The first half of the movie is punishingly sluggish as it "builds the setting". You're introduced to Eastwood's "gook neighbours" as he'd call them (not me) and shown that they, too, are largely unlikable for a variety of reasons. As this later turns out not to be an important part of the story, it makes you wonder why it was brought up to begin with. However, considering every character is portrayed as negatively as possible, it's probably not "that" reason.
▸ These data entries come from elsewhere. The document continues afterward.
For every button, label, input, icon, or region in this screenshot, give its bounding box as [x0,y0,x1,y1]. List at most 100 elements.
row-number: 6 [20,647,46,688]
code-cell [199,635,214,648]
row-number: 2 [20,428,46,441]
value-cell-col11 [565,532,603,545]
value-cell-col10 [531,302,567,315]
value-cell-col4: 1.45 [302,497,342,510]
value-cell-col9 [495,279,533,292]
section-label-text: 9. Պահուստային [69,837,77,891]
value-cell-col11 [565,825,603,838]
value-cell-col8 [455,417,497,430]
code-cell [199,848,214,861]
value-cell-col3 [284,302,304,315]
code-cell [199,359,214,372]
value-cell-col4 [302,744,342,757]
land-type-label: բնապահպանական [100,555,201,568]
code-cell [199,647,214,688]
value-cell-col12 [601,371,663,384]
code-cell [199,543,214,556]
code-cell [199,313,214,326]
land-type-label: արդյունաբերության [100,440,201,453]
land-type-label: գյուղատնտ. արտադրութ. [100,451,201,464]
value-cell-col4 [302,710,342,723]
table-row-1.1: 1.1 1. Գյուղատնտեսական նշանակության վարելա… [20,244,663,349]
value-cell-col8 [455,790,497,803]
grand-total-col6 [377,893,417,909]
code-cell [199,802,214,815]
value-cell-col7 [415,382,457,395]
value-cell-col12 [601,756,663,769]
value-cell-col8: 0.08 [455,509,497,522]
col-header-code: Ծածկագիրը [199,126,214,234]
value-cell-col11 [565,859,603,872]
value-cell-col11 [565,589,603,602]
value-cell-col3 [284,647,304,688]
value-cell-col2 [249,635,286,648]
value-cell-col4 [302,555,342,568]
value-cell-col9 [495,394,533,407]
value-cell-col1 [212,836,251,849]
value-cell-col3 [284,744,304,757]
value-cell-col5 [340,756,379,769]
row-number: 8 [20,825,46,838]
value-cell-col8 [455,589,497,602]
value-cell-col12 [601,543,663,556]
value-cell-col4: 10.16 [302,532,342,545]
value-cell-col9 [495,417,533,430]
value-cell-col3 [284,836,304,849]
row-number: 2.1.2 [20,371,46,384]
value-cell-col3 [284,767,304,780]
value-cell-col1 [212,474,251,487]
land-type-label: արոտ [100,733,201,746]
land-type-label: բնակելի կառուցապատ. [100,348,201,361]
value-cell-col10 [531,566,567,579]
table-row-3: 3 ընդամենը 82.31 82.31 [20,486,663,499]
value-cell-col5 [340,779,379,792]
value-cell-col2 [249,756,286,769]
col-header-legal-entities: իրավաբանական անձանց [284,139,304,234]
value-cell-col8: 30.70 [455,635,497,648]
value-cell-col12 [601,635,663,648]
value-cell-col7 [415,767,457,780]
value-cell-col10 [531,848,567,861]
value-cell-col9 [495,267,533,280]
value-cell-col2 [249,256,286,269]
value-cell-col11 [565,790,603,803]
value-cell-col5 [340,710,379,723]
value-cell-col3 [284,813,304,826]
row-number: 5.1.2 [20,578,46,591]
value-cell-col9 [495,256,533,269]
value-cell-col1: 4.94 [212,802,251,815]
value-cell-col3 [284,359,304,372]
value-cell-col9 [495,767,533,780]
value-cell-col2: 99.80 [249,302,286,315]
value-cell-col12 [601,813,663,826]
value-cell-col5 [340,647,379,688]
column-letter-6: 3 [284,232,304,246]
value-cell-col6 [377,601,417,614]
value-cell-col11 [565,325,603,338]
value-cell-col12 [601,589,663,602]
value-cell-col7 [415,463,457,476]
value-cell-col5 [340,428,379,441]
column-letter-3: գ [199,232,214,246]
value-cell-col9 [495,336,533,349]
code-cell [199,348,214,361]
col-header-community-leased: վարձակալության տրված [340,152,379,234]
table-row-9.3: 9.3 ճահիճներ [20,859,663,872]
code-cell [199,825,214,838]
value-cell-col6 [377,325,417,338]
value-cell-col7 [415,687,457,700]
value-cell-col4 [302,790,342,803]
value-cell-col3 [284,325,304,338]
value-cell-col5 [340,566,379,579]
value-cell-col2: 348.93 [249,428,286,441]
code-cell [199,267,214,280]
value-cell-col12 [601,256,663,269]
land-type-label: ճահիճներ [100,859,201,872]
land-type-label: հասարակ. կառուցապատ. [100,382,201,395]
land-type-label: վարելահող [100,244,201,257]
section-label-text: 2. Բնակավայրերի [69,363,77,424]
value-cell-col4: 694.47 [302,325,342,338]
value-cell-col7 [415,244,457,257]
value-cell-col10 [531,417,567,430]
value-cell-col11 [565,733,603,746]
By this point in the movie, since you probably haven't identified with any of the hateful characters, you might think "how can this turn out good?". Well, cue the writer's favourite device: the heel-face turn. For those of you not fluent in the lingo, it's when an unlikable character turns into a likable one... often done (as is the case in Gran Torino) as clumsily as possible (for emphasis?). Systematically, each and every main character will go from outwardly hostile toward each other to heartwarming love-fest in roughly 20 minutes of real time. Yes, it's that jarring. To make matters worse, the 20 minutes of real time is roughly equivalent to a couple weeks in movie time. Given that their hostility was directed toward each other for most of the movie (and implied to be long before that) it's jarring even in context.

I'd like to continue on here and tear apart the plot, but the sad fact of the matter is... i can't. The ending is actually good (I mean, apart from all the terrible acting): It's emotional, gripping and entertaining all in one. The characters who don't get their heel-face turn are slapped instead and the movie ends on a story-writing high note. Clint Eastwood sings as the credits role.

...

Let me repeat that for those of you who missed it: Clint Eastwood... SINGS. And it's every bit as awful as you can imagine it to be - probably worse if movies have killed your imagination (yes, yes,. Normally here i'd make a joke about how Eastwood's singing will somehow get him nominated for a Golden Globe, but it seems reality has beaten me to the punch. While the movie didn't get any nominations in "prestigious" categories (and it shouldn't!) it DID receive one for "Best Original Song": the song sung by Eastwood himself.

As far as i see it, this is an average movie. A good movie to walk in on halfway through: 2 and a half stars (out of 5).